Mit Seehofer im Taxi

Manchmal hat man im Taxi schon ein beklemmendes Gefühl. Ich meine nicht, weil man Angst vor einem Überfall hat oder sowas. Viel schlimmer: Es könnte sein, das einem Horst Seehofer ins Taxi steigt. OK, schlimmer wäre vermutlich noch das Pärchen Gauland und Weidel, aber wir wollen es ja nicht übertreiben.

Mein Auftrag mit der neutralen Adresse Alt-Moabit 140 und einem weiblichen Privatnamen wunderte mich erstmal nicht. Ich habe schon öfter Fahrgäste vom Bundesinnenministerium abgeholt, das ist nicht ungewöhnlich.
Allerdings musste ich erstmal eine Weile an der Einfahrt warten, weshalb mir irgendwann der Mensch von der Bundespolizei ans Fenster klopfte, auf wen ich denn warten würde. Ich sagte den Namen und er reagierte sofort zustimmend: „Ach so, dann ist es ok“.
Zwar wunderte mich, dass er in einem solch großen Haus ausgerechnet meinen Fahrgast kennt, aber vielleicht ist er ja ein Gedächtnisgenie.

Nach rund 10 Minuten Wartezeit stieg dann tatsächlich eine relativ junge Frau ein. Auf der linken Seite, von mir erst unbemerkt, kam dann Horst Seehofer ins Auto, sagte aber nichts. Ich sah ihn nur im Rückspiegel. Noch bevor sie mir das Fahrziel nennen konnte, fing sie an zu lachen: „Nein, das ist er nicht!“ Sofort lachten beide und dabei hörte ich, dass „Herr Seehofer“ in Wirklichkeit eine Frau war, die ihn aber wirklich sehr ähnlich sieht, jedenfalls auf dem ersten Blick und im Rückspiegel.
Die beiden klärten mich auf, dass ich nicht der erste Taxifahrer wäre, der dachte, er hätte den Innenminister im Auto.

Sie fragte mich, ob das so schlimm wäre, wenn es wirklich Seehofer gewesen wäre.

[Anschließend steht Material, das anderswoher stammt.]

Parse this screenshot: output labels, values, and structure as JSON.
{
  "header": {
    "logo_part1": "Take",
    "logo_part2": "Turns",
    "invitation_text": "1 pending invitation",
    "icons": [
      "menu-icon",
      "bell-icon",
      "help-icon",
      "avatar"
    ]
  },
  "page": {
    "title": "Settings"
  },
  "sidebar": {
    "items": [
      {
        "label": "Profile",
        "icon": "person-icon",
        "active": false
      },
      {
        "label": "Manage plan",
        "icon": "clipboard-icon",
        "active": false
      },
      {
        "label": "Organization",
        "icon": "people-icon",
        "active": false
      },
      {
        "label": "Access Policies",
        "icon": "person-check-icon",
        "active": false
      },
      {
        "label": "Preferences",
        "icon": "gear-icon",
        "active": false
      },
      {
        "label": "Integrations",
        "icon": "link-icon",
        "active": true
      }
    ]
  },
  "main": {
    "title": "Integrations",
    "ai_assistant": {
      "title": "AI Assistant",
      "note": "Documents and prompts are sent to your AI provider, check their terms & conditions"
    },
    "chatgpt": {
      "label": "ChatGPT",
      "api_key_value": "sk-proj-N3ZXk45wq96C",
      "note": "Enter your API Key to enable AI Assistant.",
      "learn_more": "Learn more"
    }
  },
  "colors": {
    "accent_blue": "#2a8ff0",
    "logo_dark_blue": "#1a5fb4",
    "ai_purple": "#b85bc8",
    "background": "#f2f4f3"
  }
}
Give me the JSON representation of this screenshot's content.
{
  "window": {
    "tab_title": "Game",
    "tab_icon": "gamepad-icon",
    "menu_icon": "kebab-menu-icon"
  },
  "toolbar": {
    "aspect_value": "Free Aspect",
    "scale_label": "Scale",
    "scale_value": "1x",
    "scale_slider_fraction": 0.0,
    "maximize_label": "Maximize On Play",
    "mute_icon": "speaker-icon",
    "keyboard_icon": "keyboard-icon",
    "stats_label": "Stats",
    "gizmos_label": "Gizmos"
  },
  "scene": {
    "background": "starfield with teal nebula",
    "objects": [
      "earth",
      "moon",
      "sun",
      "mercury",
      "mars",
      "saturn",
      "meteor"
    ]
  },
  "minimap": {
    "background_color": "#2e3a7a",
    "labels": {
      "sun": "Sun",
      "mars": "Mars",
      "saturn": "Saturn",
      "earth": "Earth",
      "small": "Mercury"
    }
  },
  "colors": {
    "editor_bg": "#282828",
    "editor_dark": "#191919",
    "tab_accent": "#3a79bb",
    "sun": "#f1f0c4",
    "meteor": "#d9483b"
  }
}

Ohne nachzudenken sagte ich „Es muss nicht sein.“In gleichen Moment fiel mir ein, dass die Antwort eventuell nicht so schlau war, aber ihre Reaktion war Lachen und ein „Das kann ich mir denken!“

Wie sich während der Fahrt herausstellte, arbeiten beide offenbar in höheren Positionen im Ministerium und sind alles andere als Seehofer-Fans. Im Gegenteil. Zuerst unterhielten sie sich untereinander über irgendeinen neuen Fauxpas, den er sich geleistet hat. Es war schnell klar, dass sie nicht seine Fans waren. Offenbar geht er auch mit seinen Untergebenen nicht besonders feinfühlig um.
Da sie mich irgendwann ins Gespräch mit einbezogen, durfte ich dann auch meine Meinung sagen. Sie waren überrascht, weil sie dachten, alle deutschen Taxifahrer würden die Politik von Seehofer gutheißen.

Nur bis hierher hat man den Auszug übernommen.